ClassicPress and the Fediverse part deux
After my first post about playing with ClassicPress and the Fediverse it was suggested that I try the nightly build of ClassicPress so I did. The result can be seen here.
Mastodon and Firefish
I have tested integration with the fediverse via Mastodon.social but also firefish.social and mastodon.social is faster, but mastodon.social eventually catches up. I tried posting a blog post, and commenting on blog posts and it works although not instantly. You need to wait for the changes to be propagated to where they are needed.
A change in tact
Initially I was going to try using a different domain but I struggled with getting the SSL certificates to work so I decided to create the subdomain ClassicPress.main-vision.com for ClassicPress tests and blog.main-vision.com for WordPress. In the case of ClassicPress I wanted to be able to play around, without making too much noise with my daily blog.
With the WordPress blog I wanted to test whether the webfinger json file for individual users would work, and it does, at least partially. When I looked up the usernames on webfinger it did show the users, but mastodon and Firefish do not detect them.

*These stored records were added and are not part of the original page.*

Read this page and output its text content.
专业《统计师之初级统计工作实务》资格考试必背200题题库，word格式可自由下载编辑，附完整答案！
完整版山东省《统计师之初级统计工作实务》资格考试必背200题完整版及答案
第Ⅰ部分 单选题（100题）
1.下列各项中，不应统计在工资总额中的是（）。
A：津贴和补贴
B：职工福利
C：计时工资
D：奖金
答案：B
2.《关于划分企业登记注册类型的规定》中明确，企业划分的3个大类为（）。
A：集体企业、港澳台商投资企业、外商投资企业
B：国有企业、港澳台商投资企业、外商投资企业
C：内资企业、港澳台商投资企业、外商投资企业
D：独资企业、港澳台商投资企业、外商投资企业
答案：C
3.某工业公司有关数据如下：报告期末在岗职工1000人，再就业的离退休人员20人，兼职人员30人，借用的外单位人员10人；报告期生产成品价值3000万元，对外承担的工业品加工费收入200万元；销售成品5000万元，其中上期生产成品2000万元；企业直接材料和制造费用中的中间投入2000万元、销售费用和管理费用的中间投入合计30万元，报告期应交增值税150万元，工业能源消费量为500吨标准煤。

ClassicPress and WordPress Are Viable Options
I spent most of yesterday playing around with the two, and seeing if ideas worked, and so far the answer is “yes, if you’re patient” but that’s because the idea is still relatively new so progress has to be made. WordPress does work well, and ClassicPress is close behind. If you write a post, and check for comments the next day, then it works fine.
Sub-Domains count
The other question was whether it had to be example.com or whether subdomain.example.com would work and the answer is that subdomains work. If your blog instance is two or three subdirectories deep, then subdomains are a good alternative to manually generating webfinger files.